Beasts are born, reproduce, feed, move, live and die in ways so closely related to our own that, if we seek … to raise our own status above theirs, that cannot arise from any reasoned argument on our part. Doctors recommend us to live and behave as animals do.Footnote 21

Montaigne also argued that animals had prudence, even a sense of justice, in the classical Ciceronian phrasing of ‘rendering everyone his due’.Footnote 22 Animals were intelligent, they were able to learn even complex things, they communicated with each other, they knew how to administer medicine, and they certainly were better at counting than human infants. Montaigne even denied the singularity of what was so often understood as the most human aspect of the human condition, namely the political community. What ‘form of body politic [has been] more ordered […] than that of the bees?’ he asked. He went even further and claimed that

man must be restrained with his own rank within the boundary walls of this polity; the wretch has no stomach for effectively clambering over them: he is trussed up and bound subject to the same restraints as the other creatures of his natural order.Footnote 23

He thus showed that the natural habitat of human beings was no different in character from the natural habitat of animals.
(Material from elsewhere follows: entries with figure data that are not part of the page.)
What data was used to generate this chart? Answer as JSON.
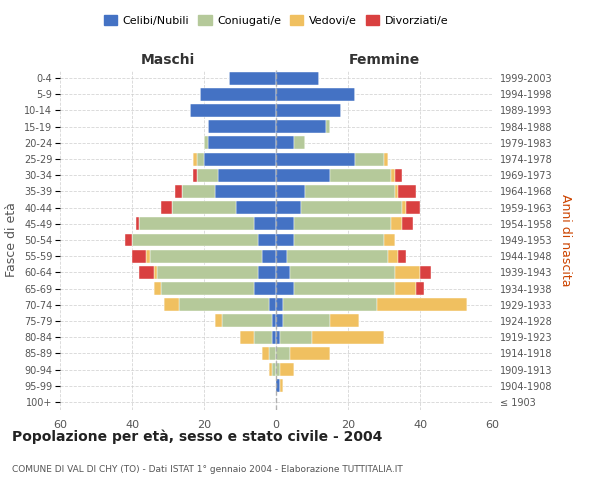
{
  "age_groups": [
    "100+",
    "95-99",
    "90-94",
    "85-89",
    "80-84",
    "75-79",
    "70-74",
    "65-69",
    "60-64",
    "55-59",
    "50-54",
    "45-49",
    "40-44",
    "35-39",
    "30-34",
    "25-29",
    "20-24",
    "15-19",
    "10-14",
    "5-9",
    "0-4"
  ],
  "birth_years": [
    "≤ 1903",
    "1904-1908",
    "1909-1913",
    "1914-1918",
    "1919-1923",
    "1924-1928",
    "1929-1933",
    "1934-1938",
    "1939-1943",
    "1944-1948",
    "1949-1953",
    "1954-1958",
    "1959-1963",
    "1964-1968",
    "1969-1973",
    "1974-1978",
    "1979-1983",
    "1984-1988",
    "1989-1993",
    "1994-1998",
    "1999-2003"
  ],
  "colors": {
    "celibi": "#4472c4",
    "coniugati": "#b5c99a",
    "vedovi": "#f0c060",
    "divorziati": "#d94040"
  },
  "males": {
    "celibi": [
      0,
      0,
      0,
      0,
      1,
      1,
      2,
      6,
      5,
      4,
      5,
      6,
      11,
      17,
      16,
      20,
      19,
      19,
      24,
      21,
      13
    ],
    "coniugati": [
      0,
      0,
      1,
      2,
      5,
      14,
      25,
      26,
      28,
      31,
      35,
      32,
      18,
      9,
      6,
      2,
      1,
      0,
      0,
      0,
      0
    ],
    "vedovi": [
      0,
      0,
      1,
      2,
      4,
      2,
      4,
      2,
      1,
      1,
      0,
      0,
      0,
      0,
      0,
      1,
      0,
      0,
      0,
      0,
      0
    ],
    "divorziati": [
      0,
      0,
      0,
      0,
      0,
      0,
      0,
      0,
      4,
      4,
      2,
      1,
      3,
      2,
      1,
      0,
      0,
      0,
      0,
      0,
      0
    ]
  },
  "females": {
    "nubili": [
      0,
      1,
      0,
      0,
      1,
      2,
      2,
      5,
      4,
      3,
      5,
      5,
      7,
      8,
      15,
      22,
      5,
      14,
      18,
      22,
      12
    ],
    "coniugate": [
      0,
      0,
      1,
      4,
      9,
      13,
      26,
      28,
      29,
      28,
      25,
      27,
      28,
      25,
      17,
      8,
      3,
      1,
      0,
      0,
      0
    ],
    "vedove": [
      0,
      1,
      4,
      11,
      20,
      8,
      25,
      6,
      7,
      3,
      3,
      3,
      1,
      1,
      1,
      1,
      0,
      0,
      0,
      0,
      0
    ],
    "divorziate": [
      0,
      0,
      0,
      0,
      0,
      0,
      0,
      2,
      3,
      2,
      0,
      3,
      4,
      5,
      2,
      0,
      0,
      0,
      0,
      0,
      0
    ]
  },
  "xlim": 60,
  "title": "Popolazione per età, sesso e stato civile - 2004",
  "subtitle": "COMUNE DI VAL DI CHY (TO) - Dati ISTAT 1° gennaio 2004 - Elaborazione TUTTITALIA.IT",
  "ylabel_left": "Fasce di età",
  "ylabel_right": "Anni di nascita",
  "xlabel_left": "Maschi",
  "xlabel_right": "Femmine",
  "legend_labels": [
    "Celibi/Nubili",
    "Coniugati/e",
    "Vedovi/e",
    "Divorziati/e"
  ],
  "bg_color": "#ffffff",
  "grid_color": "#cccccc"
}
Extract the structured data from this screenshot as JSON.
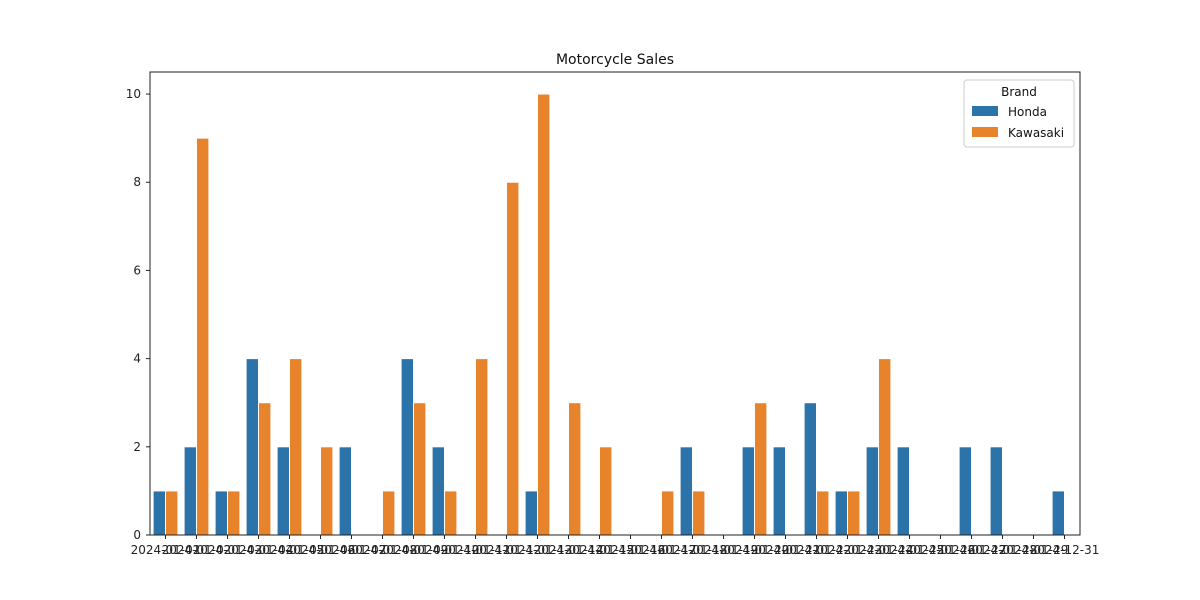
{
  "chart_data": {
    "type": "bar",
    "title": "Motorcycle Sales",
    "xlabel": "",
    "ylabel": "",
    "ylim": [
      0,
      10.5
    ],
    "yticks": [
      0,
      2,
      4,
      6,
      8,
      10
    ],
    "categories": [
      "2024-01-01",
      "2024-01-02",
      "2024-01-03",
      "2024-01-04",
      "2024-01-05",
      "2024-01-06",
      "2024-01-07",
      "2024-01-08",
      "2024-01-09",
      "2024-01-10",
      "2024-01-11",
      "2024-01-12",
      "2024-01-13",
      "2024-01-14",
      "2024-01-15",
      "2024-01-16",
      "2024-01-17",
      "2024-01-18",
      "2024-01-19",
      "2024-01-20",
      "2024-01-21",
      "2024-01-22",
      "2024-01-23",
      "2024-01-24",
      "2024-01-25",
      "2024-01-26",
      "2024-01-27",
      "2024-01-28",
      "2024-01-29",
      "2024-12-31"
    ],
    "series": [
      {
        "name": "Honda",
        "color": "#2b73a9",
        "values": [
          1,
          2,
          1,
          4,
          2,
          0,
          2,
          0,
          4,
          2,
          0,
          0,
          1,
          0,
          0,
          0,
          0,
          2,
          0,
          2,
          2,
          3,
          1,
          2,
          2,
          0,
          2,
          2,
          0,
          1
        ]
      },
      {
        "name": "Kawasaki",
        "color": "#e6832b",
        "values": [
          1,
          9,
          1,
          3,
          4,
          2,
          0,
          1,
          3,
          1,
          4,
          8,
          10,
          3,
          2,
          0,
          1,
          1,
          0,
          3,
          0,
          1,
          1,
          4,
          0,
          0,
          0,
          0,
          0,
          0
        ]
      }
    ],
    "legend": {
      "title": "Brand",
      "position": "top-right"
    },
    "grid": false
  }
}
Thereby he situated human beings very directly into their own nature: The polity was to humans what the jungle or steppe was to animals: their natural habitat. Animals were not easily able to leave their natural surroundings without giving up their nature, but neither were human beings. Beasts and human beings might live in different places, but they were still obeying the same rules in relation to these places. This shared condition did not allow for the claim of superiority of the one over the other.
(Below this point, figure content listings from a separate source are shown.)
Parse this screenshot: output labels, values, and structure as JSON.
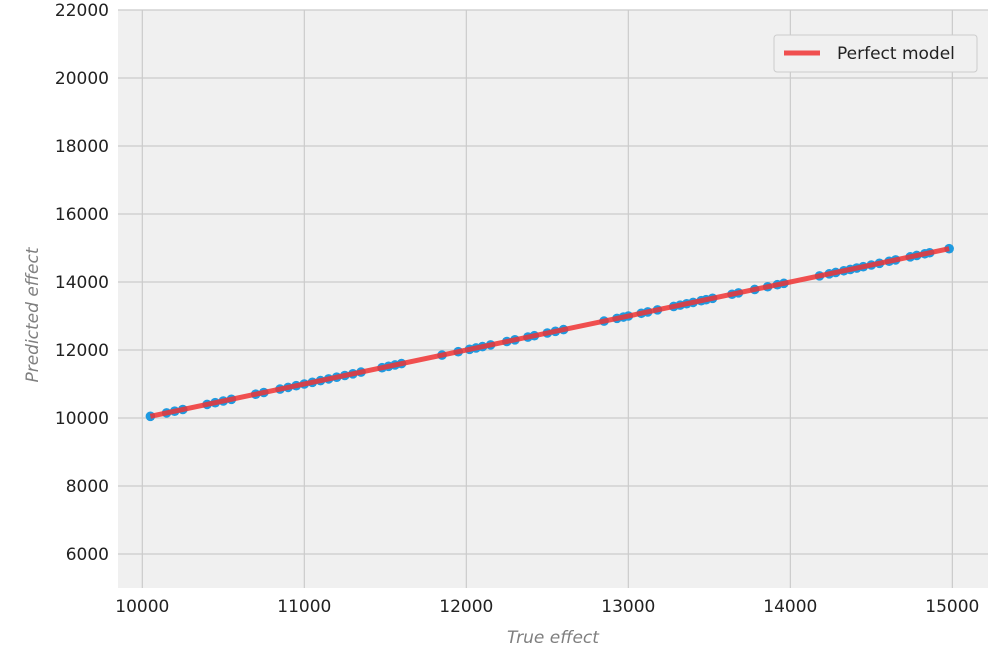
{
  "chart_data": {
    "type": "scatter",
    "xlabel": "True effect",
    "ylabel": "Predicted effect",
    "xlim": [
      9850,
      15220
    ],
    "ylim": [
      5000,
      22000
    ],
    "xticks": [
      10000,
      11000,
      12000,
      13000,
      14000,
      15000
    ],
    "yticks": [
      6000,
      8000,
      10000,
      12000,
      14000,
      16000,
      18000,
      20000,
      22000
    ],
    "grid": true,
    "legend": {
      "placement": "top-right",
      "entries": [
        "Perfect model"
      ]
    },
    "colors": {
      "points": "#1f9ae0",
      "line": "#f03232",
      "background": "#f0f0f0",
      "grid": "#cbcbcb"
    },
    "series": [
      {
        "kind": "points",
        "x": [
          10050,
          10150,
          10200,
          10250,
          10400,
          10450,
          10500,
          10550,
          10700,
          10750,
          10850,
          10900,
          10950,
          11000,
          11050,
          11100,
          11150,
          11200,
          11250,
          11300,
          11350,
          11480,
          11520,
          11560,
          11600,
          11850,
          11950,
          12020,
          12060,
          12100,
          12150,
          12250,
          12300,
          12380,
          12420,
          12500,
          12550,
          12600,
          12850,
          12930,
          12970,
          13000,
          13080,
          13120,
          13180,
          13280,
          13320,
          13360,
          13400,
          13450,
          13480,
          13520,
          13640,
          13680,
          13780,
          13860,
          13920,
          13960,
          14180,
          14240,
          14280,
          14330,
          14370,
          14410,
          14450,
          14500,
          14550,
          14610,
          14650,
          14740,
          14780,
          14830,
          14860,
          14980
        ],
        "y": [
          10050,
          10150,
          10200,
          10250,
          10400,
          10450,
          10500,
          10550,
          10700,
          10750,
          10850,
          10900,
          10950,
          11000,
          11050,
          11100,
          11150,
          11200,
          11250,
          11300,
          11350,
          11480,
          11520,
          11560,
          11600,
          11850,
          11950,
          12020,
          12060,
          12100,
          12150,
          12250,
          12300,
          12380,
          12420,
          12500,
          12550,
          12600,
          12850,
          12930,
          12970,
          13000,
          13080,
          13120,
          13180,
          13280,
          13320,
          13360,
          13400,
          13450,
          13480,
          13520,
          13640,
          13680,
          13780,
          13860,
          13920,
          13960,
          14180,
          14240,
          14280,
          14330,
          14370,
          14410,
          14450,
          14500,
          14550,
          14610,
          14650,
          14740,
          14780,
          14830,
          14860,
          14980
        ]
      },
      {
        "kind": "line",
        "name": "Perfect model",
        "x": [
          10050,
          14980
        ],
        "y": [
          10050,
          14980
        ]
      }
    ]
  }
}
Some 50 years earlier Niccolò Machiavelli (1469–1527) had actually suggested a way that human beings could ‘climb over’ the wall of the polity. He praised Achilles and ‘many other ancient rulers’ who were raised by Chiron the centaur, because ‘having a mentor who was half-beast and half-man signifies that a ruler needs to use both natures and that one without the other is not effective’. To be successful, Machiavelli argued, a ruler must know ‘how to act like a beast’ and needed to fashion himself to be like lion and fox.Footnote 24 Only if rulers were able to liken themselves to animals they would be able to withstand the dangers governing brought with it and could hope to successfully maintain their governments. Clearly the best ruler needed to know how to be both: human and beast.
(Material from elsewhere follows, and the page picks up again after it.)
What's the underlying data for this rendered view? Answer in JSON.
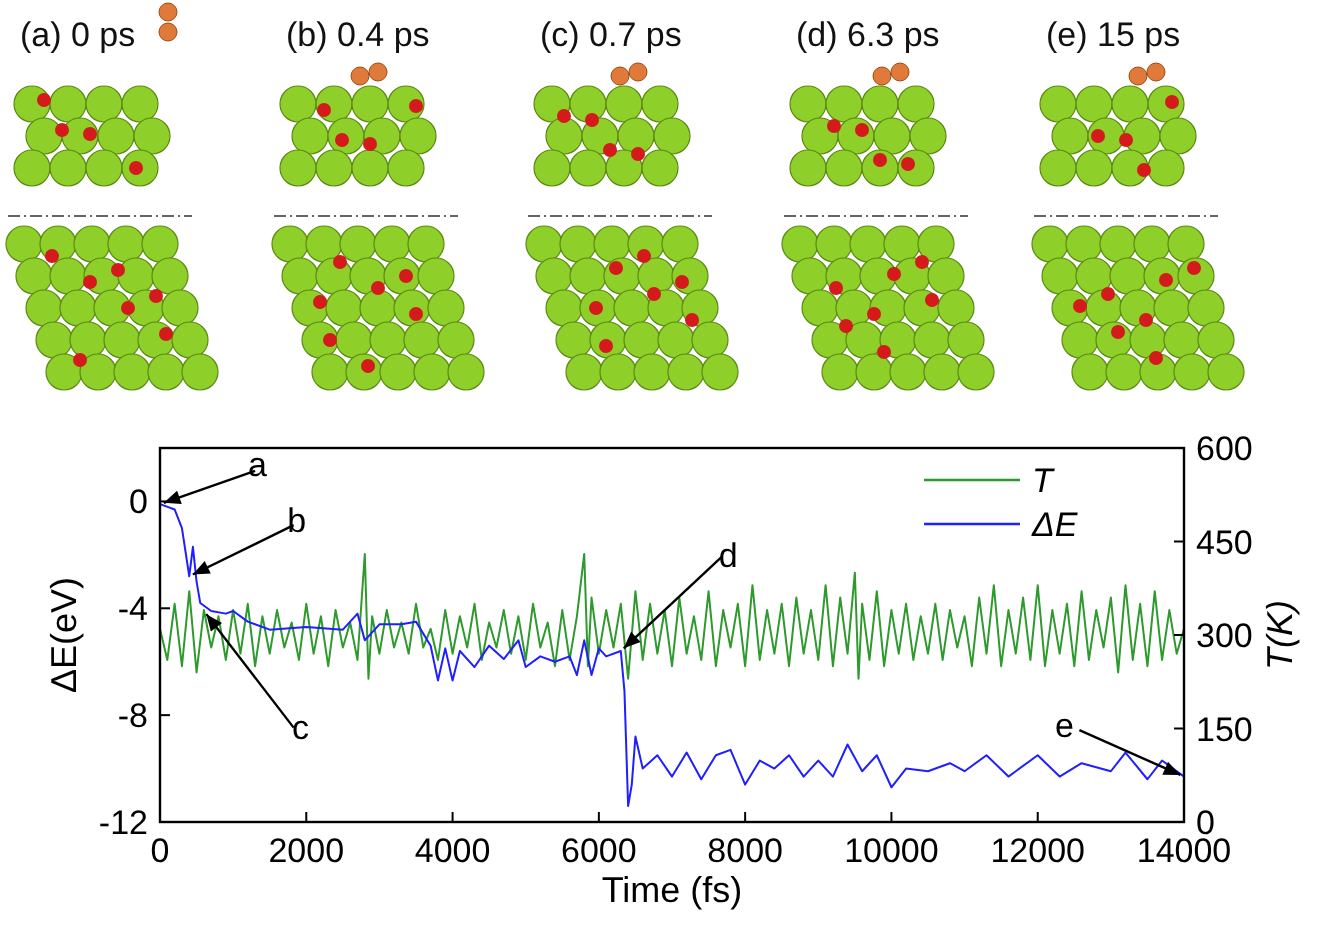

The above analysis suggests that early modern thinkers did not have one binary world view, but were thinking of the relationship between some non-human animals and some human beings as changing and shifting. Renaissance thinkers assumed that human beings and animals shared very similar origins. In the Digest Ulpian had laid down that the natural law is

that which nature has taught to all animals, for this law is not peculiar to the human race, but applies to all creatures. Hence arises the union of the male and the female which we call marriage; and hence are derived the procreation and the education of children; for we see that other animals also act as though endowed with knowledge of this law.Footnote 25

As Annabel Brett has shown, the idea that this constituted ‘a society of law’ with animals was mainly denied by early modern commentators, while, on the other hand, they also never claimed that human beings were completely alienated from their animal nature.Footnote 26 While early modern thinkers situated human beings into nature, they also understood that what seemed to be ‘nature’ might as well be ‘culture’: Human beings were political by nature, but their polities (or ‘states’ in modern parlance) were built in a process of civilisation. Different polities had different laws and customs, but this was often thought to reflect the diverse ‘nature’ of different cities. In this sense, fulfilling one’s nature often needed cultivation. This, and the fact that we should rethink the relationship of one disenfranchised group to another, rather than assuming that their concerns might always be alike, might be a way that the distant past can still inspire us to think about pressing issues today.